ACCORDING to this interpretation of Tennessee law, if a man be a Baptist he may practice the precepts of the Baptist creed, but if the Methodists should have control of legislation, they could oblige the Baptists by law to conform to the precepts of the Methodist creed. Or one company of people might be Methodists, another Baptists, another Quakers, and so on; but if the Roman Catholics only had control of legislation, and should enact laws enforcing Roman Catholic doctrines and precepts, then the Baptists, Methodists, Quakers, etc., would all be obliged to conform to the Roman Catholic precepts, as by law required. And although protected in the undisturbed practice of their own creeds, none of these dissenting sects would be in any wise at liberty to disregard the laws made in aid of the religion of the Roman Catholic sect! And such, according to the courts, is the freedom of religious belief guaranteed by the Constitution of Tennessee! And the Supreme Court decision of February 29, of the present year of grace, and the act of Congress closing the World’s Fair on Sunday, show that practically nothing more than this is guaranteed by the Federal Constitution.
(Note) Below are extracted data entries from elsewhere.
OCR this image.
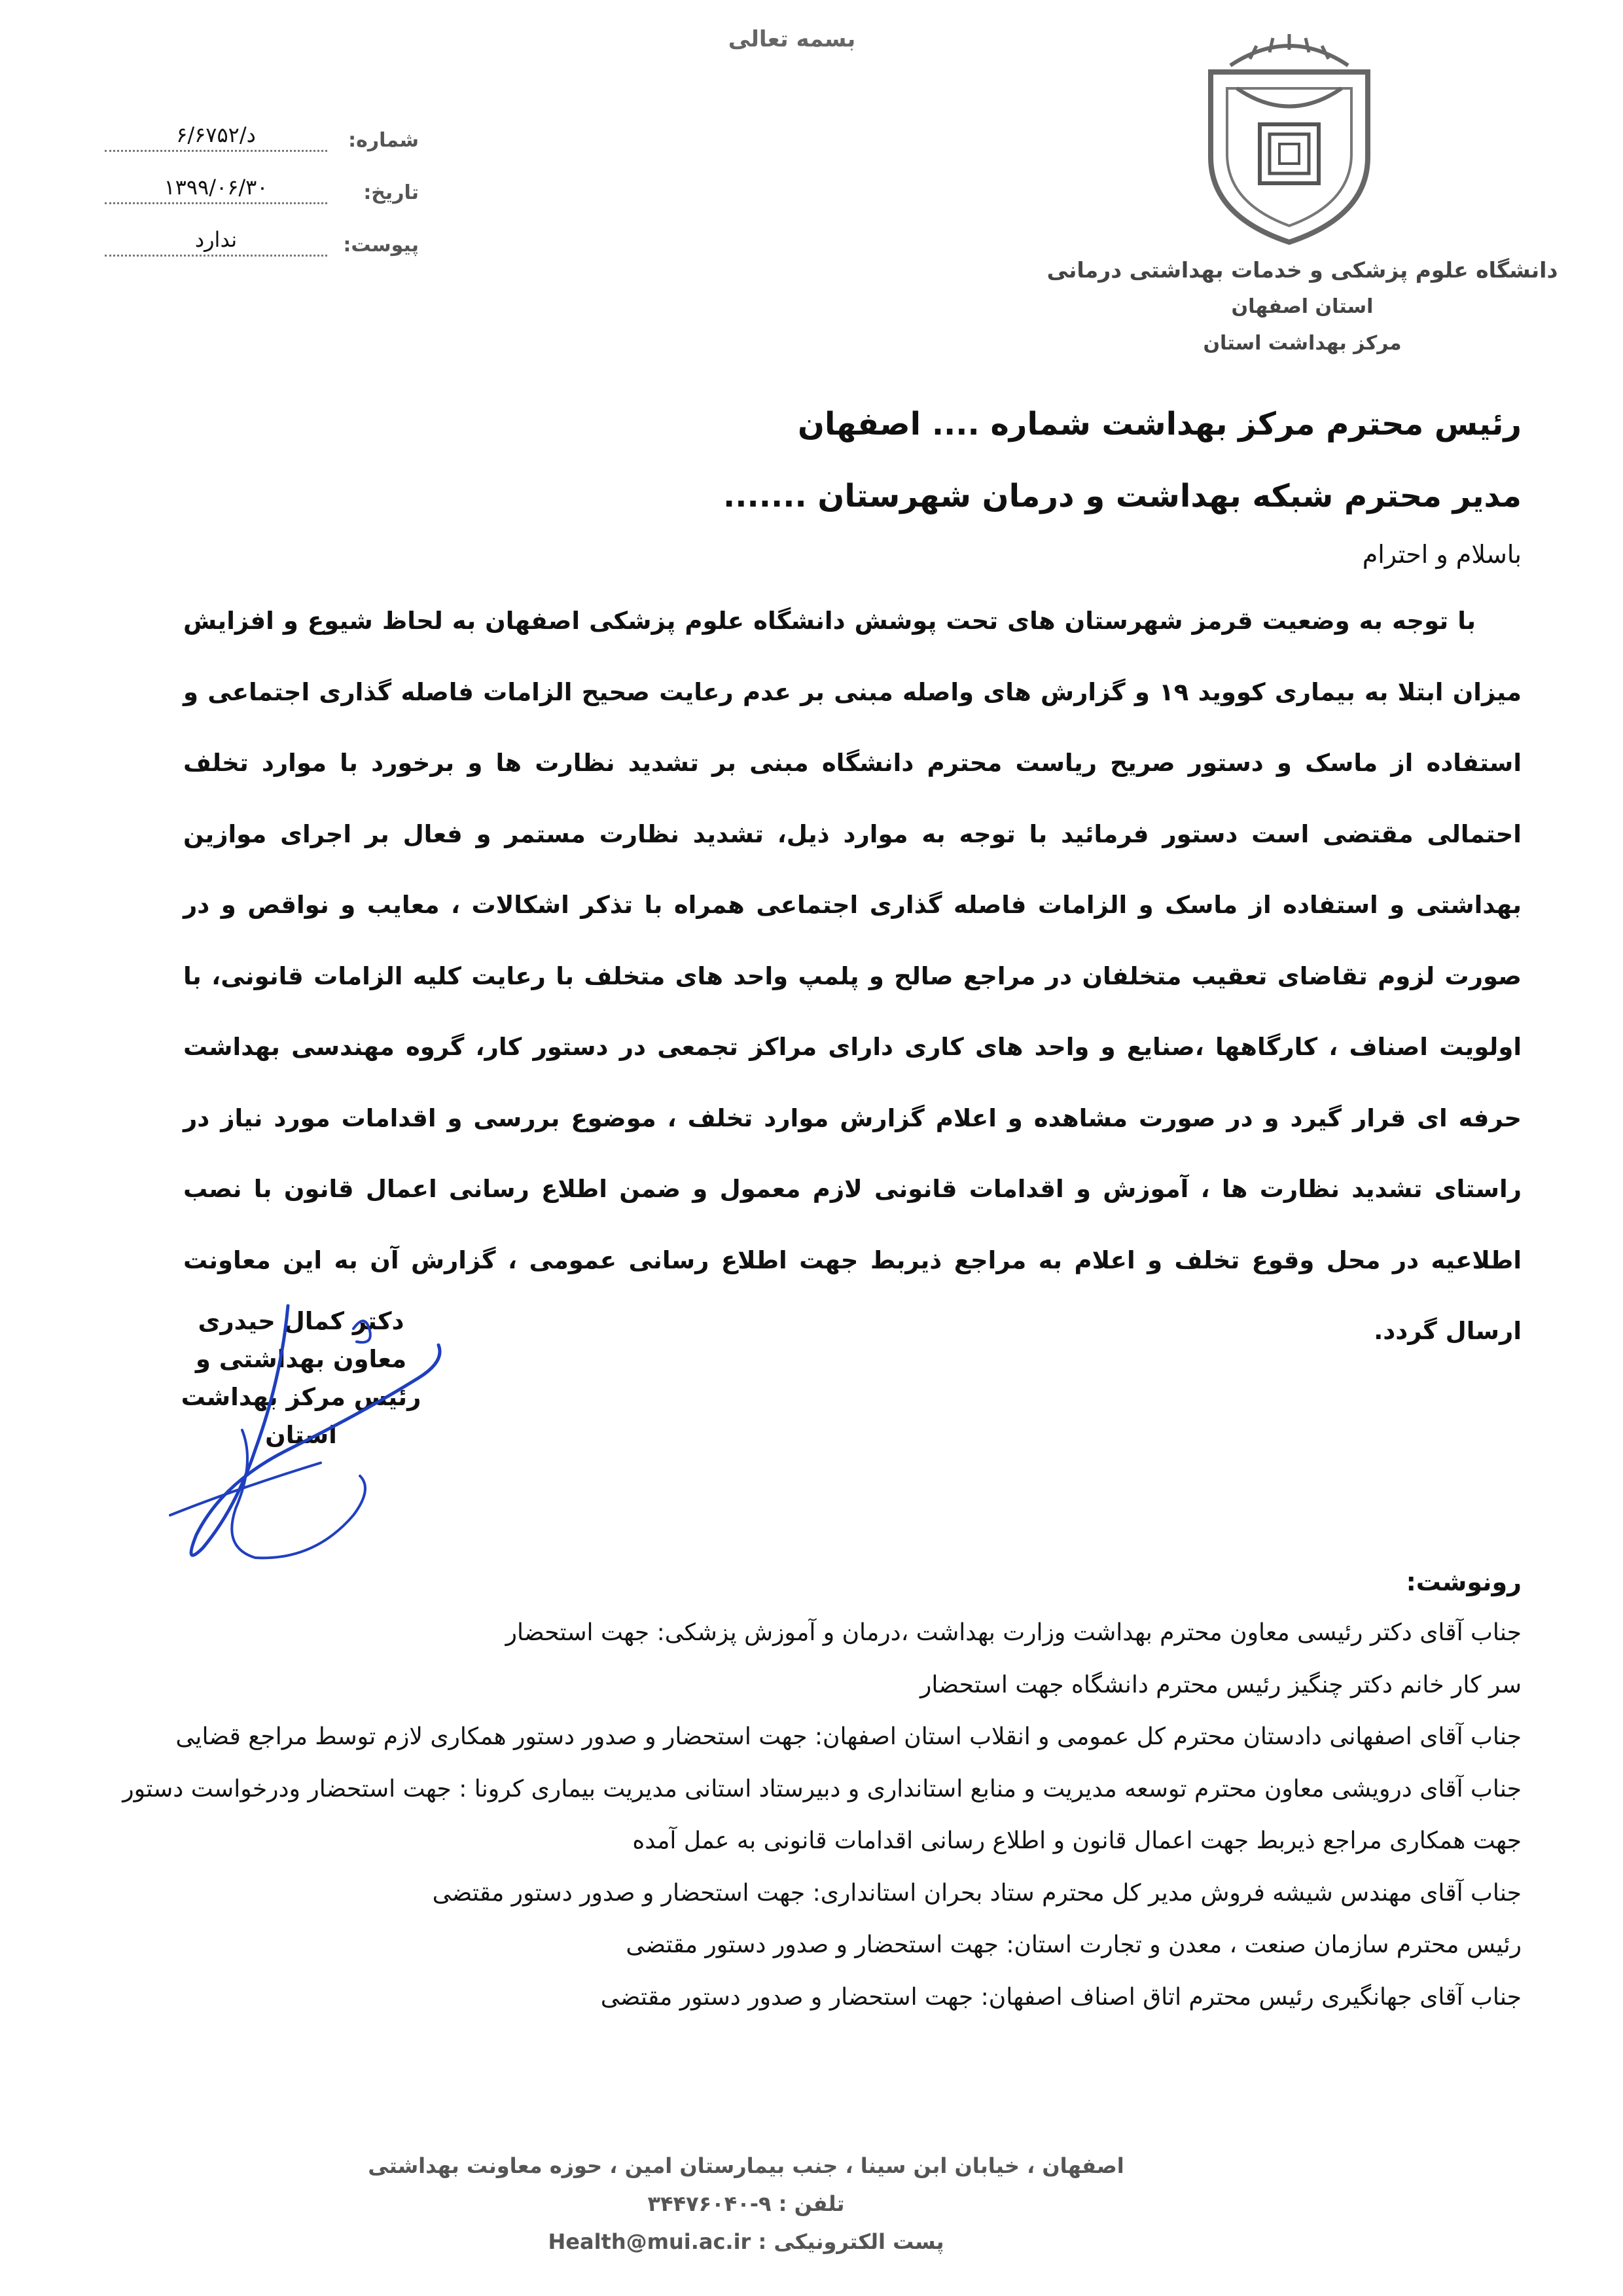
بسمه تعالی
دانشگاه علوم پزشکی و خدمات بهداشتی درمانی
استان اصفهان
مرکز بهداشت استان
شماره:
د/۶/۶۷۵۲
تاریخ:
۱۳۹۹/۰۶/۳۰
پیوست:
ندارد
رئیس محترم مرکز بهداشت شماره .... اصفهان
مدیر محترم شبکه بهداشت و درمان شهرستان .......
باسلام و احترام
با توجه به وضعیت قرمز شهرستان های تحت پوشش دانشگاه علوم پزشکی اصفهان به لحاظ شیوع و افزایش میزان ابتلا به بیماری کووید ۱۹ و گزارش های واصله مبنی بر عدم رعایت صحیح الزامات فاصله گذاری اجتماعی و استفاده از ماسک و دستور صریح ریاست محترم دانشگاه مبنی بر تشدید نظارت ها و برخورد با موارد تخلف احتمالی مقتضی است دستور فرمائید با توجه به موارد ذیل، تشدید نظارت مستمر و فعال بر اجرای موازین بهداشتی و استفاده از ماسک و الزامات فاصله گذاری اجتماعی همراه با تذکر اشکالات ، معایب و نواقص و در صورت لزوم تقاضای تعقیب متخلفان در مراجع صالح و پلمپ واحد های متخلف با رعایت کلیه الزامات قانونی، با اولویت اصناف ، کارگاهها ،صنایع و واحد های کاری دارای مراکز تجمعی در دستور کار، گروه مهندسی بهداشت حرفه ای قرار گیرد و در صورت مشاهده و اعلام گزارش موارد تخلف ، موضوع بررسی و اقدامات مورد نیاز در راستای تشدید نظارت ها ، آموزش و اقدامات قانونی لازم معمول و ضمن اطلاع رسانی اعمال قانون با نصب اطلاعیه در محل وقوع تخلف و اعلام به مراجع ذیربط جهت اطلاع رسانی عمومی ، گزارش آن به این معاونت ارسال گردد.
دکتر کمال حیدری
معاون بهداشتی و
رئیس مرکز بهداشت استان
رونوشت:

جناب آقای دکتر رئیسی معاون محترم بهداشت وزارت بهداشت ،درمان و آموزش پزشکی: جهت استحضار

سر کار خانم دکتر چنگیز رئیس محترم دانشگاه جهت استحضار

جناب آقای اصفهانی دادستان محترم کل عمومی و انقلاب استان اصفهان: جهت استحضار و صدور دستور همکاری لازم توسط مراجع قضایی

جناب آقای درویشی معاون محترم توسعه مدیریت و منابع استانداری و دبیرستاد استانی مدیریت بیماری کرونا : جهت استحضار ودرخواست دستور جهت همکاری مراجع ذیربط جهت اعمال قانون و اطلاع رسانی اقدامات قانونی به عمل آمده

جناب آقای مهندس شیشه فروش مدیر کل محترم ستاد بحران استانداری: جهت استحضار و صدور دستور مقتضی

رئیس محترم سازمان صنعت ، معدن و تجارت استان: جهت استحضار و صدور دستور مقتضی

جناب آقای جهانگیری رئیس محترم اتاق اصناف اصفهان: جهت استحضار و صدور دستور مقتضی

اصفهان ، خیابان ابن سینا ، جنب بیمارستان امین ، حوزه معاونت بهداشتی
تلفن : ۹-۳۴۴۷۶۰۴۰
پست الکترونیکی : Health@mui.ac.ir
IN view of the facts cited, and very many more might be given, does not THE SENTINEL do well to sound an alarm; to say that the United States is following in the footprints of Rome; that already our fancied constitutional guarantees of religious liberty have been swept away; and that liberty of conscience in America rests now not on a substantial basis in our fundamental law, but upon the whim of the majority, or even worse, upon the forbearance of an arrogant and aggressive minority?
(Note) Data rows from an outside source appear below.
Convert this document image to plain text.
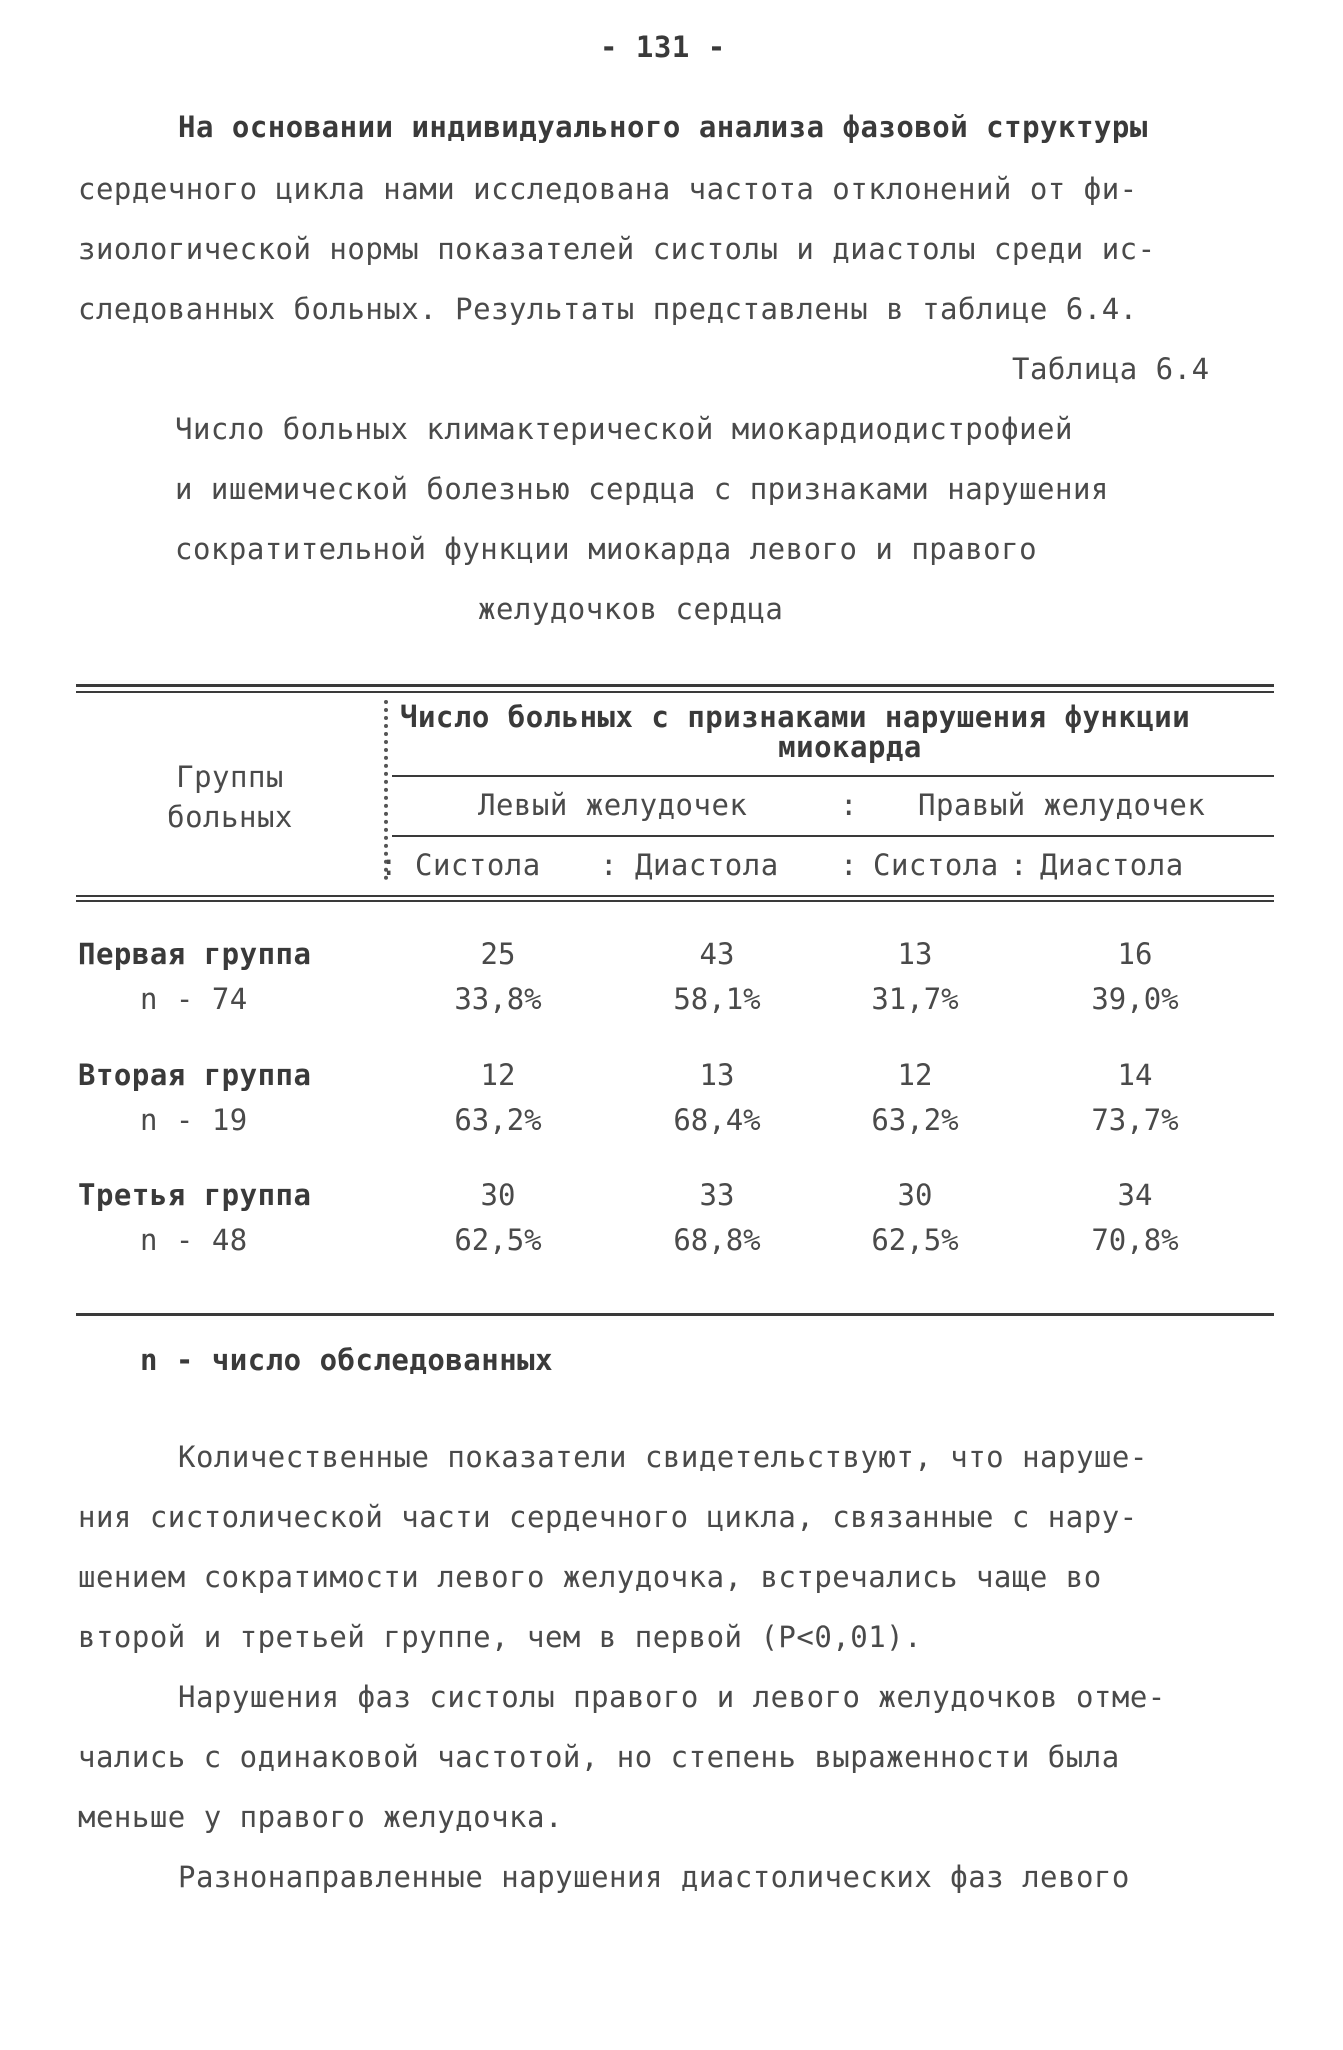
- 131 -
На основании индивидуального анализа фазовой структуры
сердечного цикла нами исследована частота отклонений от фи-
зиологической нормы показателей систолы и диастолы среди ис-
следованных больных. Результаты представлены в таблице 6.4.
Таблица 6.4
Число больных климактерической миокардиодистрофией
и ишемической болезнью сердца с признаками нарушения
сократительной функции миокарда левого и правого
желудочков сердца
Группы
больных
Число больных с признаками нарушения функции
миокарда
Левый желудочек	: Правый желудочек
: Систола : Диастола : Систола : Диастола
Первая группа
n - 74
25	43	13	16
33,8%	58,1%	31,7%	39,0%
Вторая группа
n - 19
12	13	12	14
63,2%	68,4%	63,2%	73,7%
Третья группа
n - 48
30	33	30	34
62,5%	68,8%	62,5%	70,8%
n - число обследованных
Количественные показатели свидетельствуют, что наруше-
ния систолической части сердечного цикла, связанные с нару-
шением сократимости левого желудочка, встречались чаще во
второй и третьей группе, чем в первой (P<0,01).
Нарушения фаз систолы правого и левого желудочков отме-
чались с одинаковой частотой, но степень выраженности была
меньше у правого желудочка.
Разнонаправленные нарушения диастолических фаз левого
UNITED STATES senators have declared it to be “not wise statesmanship” to disregard the demands of the churches for legislation deciding a religious controversy as to whether Sunday is the Sabbath, or not. Now why shall not this principle apply in other cases? Why shall not the Spiritualists now work up some issue by which they can demand legislation which will decide the question as to whether or not people are alive when they are dead? There are as many Spiritualists as there are church members; and, of course, it would not be “wise statesmanship” to disregard their demands. Besides this, they would have the unanimous and hearty support of all the “evangelical churches” in the country. And as Congress has granted the demands of the churches alone on this Sunday-Sabbath question, how much more would the same body grant the demands of the same ones over again with largely increased numbers with them. For such would only be “wise statesmanship,” according to the latest definition of the term. What queer ideas these gentlemen have of what statesmanship is! The truth is that it is not statesmanship at all. It is sheer demagogism; and that of the worst sort. These gentlemen should be told that statesmanship goes not pander to the selfish and arbitrary demands of classes; it creates sound and healthy public opinion.